Le personnel hospitalier dans un couloir d'un établissement de Guadeloupe.

Le personnel hospitalier dans un couloir d'un établissement de Guadeloupe. - CEDRICK-ISHAM CALVADOS / AFP

La direction, qui a reconnu l'existence d'un foyer épidémique, n'a pas précisé la proportion des victimes du Covid-19.

Trente-deux personnes sont décédées entre mars et mi-avril au centre hospitalier de Pont-de-Veyle (Ain), où la direction a admis l'existence, passée inaperçue, d'un "cluster" de malades souffrant du Covid-19.

Ce centre, situé en grande banlieue de Mâcon, comprend des unités de soin et un établissement d'hébergement de personnes âgées dépendantes. Dix-sept des décès sont survenus dans l'Ehpad du centre et quinze dans ses services hospitaliers, a-t-on indiqué, en confirmant des informations du quotidien régional Le Progrès.
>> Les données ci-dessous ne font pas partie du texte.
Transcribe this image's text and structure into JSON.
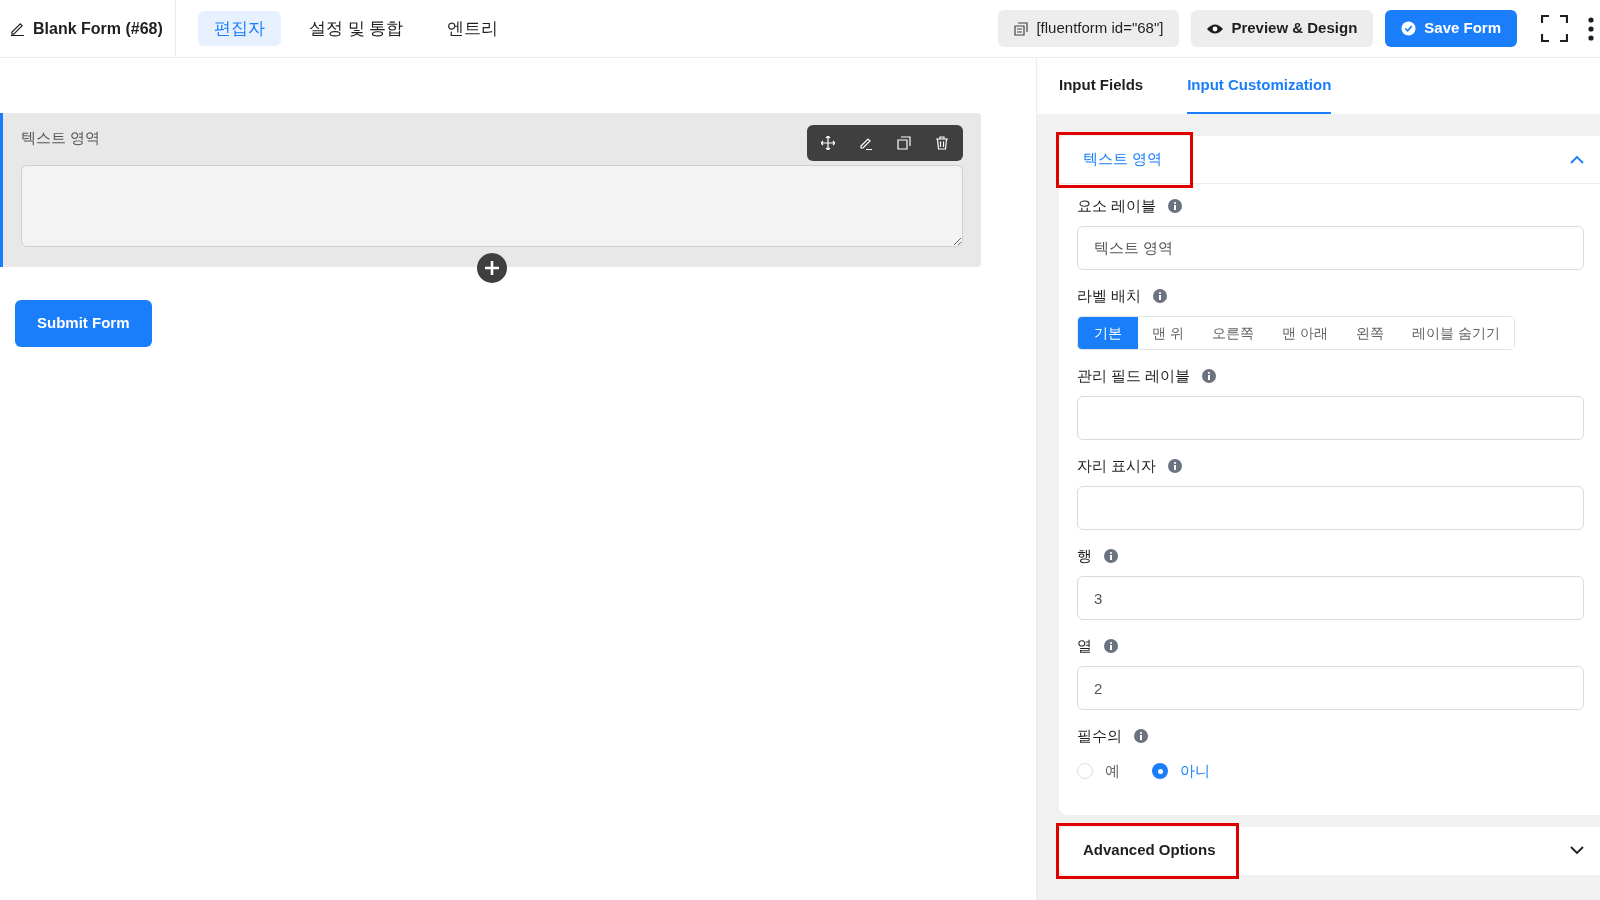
{
  "header": {
    "title": "Blank Form (#68)",
    "shortcode": "[fluentform id=\"68\"]",
    "preview_button": "Preview & Design",
    "save_button": "Save Form",
    "tabs": [
      {
        "label": "편집자",
        "selected": true
      },
      {
        "label": "설정 및 통합",
        "selected": false
      },
      {
        "label": "엔트리",
        "selected": false
      }
    ]
  },
  "canvas": {
    "field": {
      "label": "텍스트 영역",
      "selected": true
    },
    "submit_button": "Submit Form"
  },
  "panel": {
    "tabs": [
      {
        "label": "Input Fields",
        "selected": false
      },
      {
        "label": "Input Customization",
        "selected": true
      }
    ],
    "sections": [
      {
        "title": "텍스트 영역",
        "expanded": true,
        "highlighted": true,
        "settings": [
          {
            "kind": "text",
            "label": "요소 레이블",
            "value": "텍스트 영역"
          },
          {
            "kind": "segmented",
            "label": "라벨 배치",
            "options": [
              {
                "label": "기본",
                "selected": true
              },
              {
                "label": "맨 위",
                "selected": false
              },
              {
                "label": "오른쪽",
                "selected": false
              },
              {
                "label": "맨 아래",
                "selected": false
              },
              {
                "label": "왼쪽",
                "selected": false
              },
              {
                "label": "레이블 숨기기",
                "selected": false
              }
            ]
          },
          {
            "kind": "text",
            "label": "관리 필드 레이블"
          },
          {
            "kind": "text",
            "label": "자리 표시자"
          },
          {
            "kind": "text",
            "label": "행",
            "value": "3"
          },
          {
            "kind": "text",
            "label": "열",
            "value": "2"
          },
          {
            "kind": "radio",
            "label": "필수의",
            "options": [
              {
                "label": "예",
                "selected": false
              },
              {
                "label": "아니",
                "selected": true
              }
            ]
          }
        ]
      },
      {
        "title": "Advanced Options",
        "expanded": false,
        "highlighted": true
      }
    ]
  }
}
La direction, vivement critiquée par certains membres du personnel, n'a pas précisé la proportion de victimes décédées du nouveau coronavirus.

Mais elle a admis "la présence probable d'un +cluster+ durant la deuxième quinzaine du mois de février, impossible à identifier et d'origine inconnue".

La direction du centre hospitalier mise en cause

Par l'intermédiaire de l'Agence régionale de santé (ARS) d'Auvergne-Rhône-Alpes, un "dépistage massif" sur 300 personnels et 77 résidents des Ehpad dépendant du centre hospitalier a permis de déterminer que 30 personnes avaient été infectées pour les premiers (la plupart asymptomatiques) et 31 chez ceux "en Ehpad et en soins de longue durée".

Mercredi, la gestion de la crise par la direction a été mise en cause par certains soignants, s'exprimant dans une "lettre ouverte" mais non signée. Ils y soulignent la "désorganisation générale" du centre "qui n’a pas su prendre la mesure de l’ampleur de la catastrophe du Covid-19".

Contactée par nos confrères de l'AFP, la direction du centre hospitalier de Pont-de-Veyle n'a pas souhaité s'exprimer.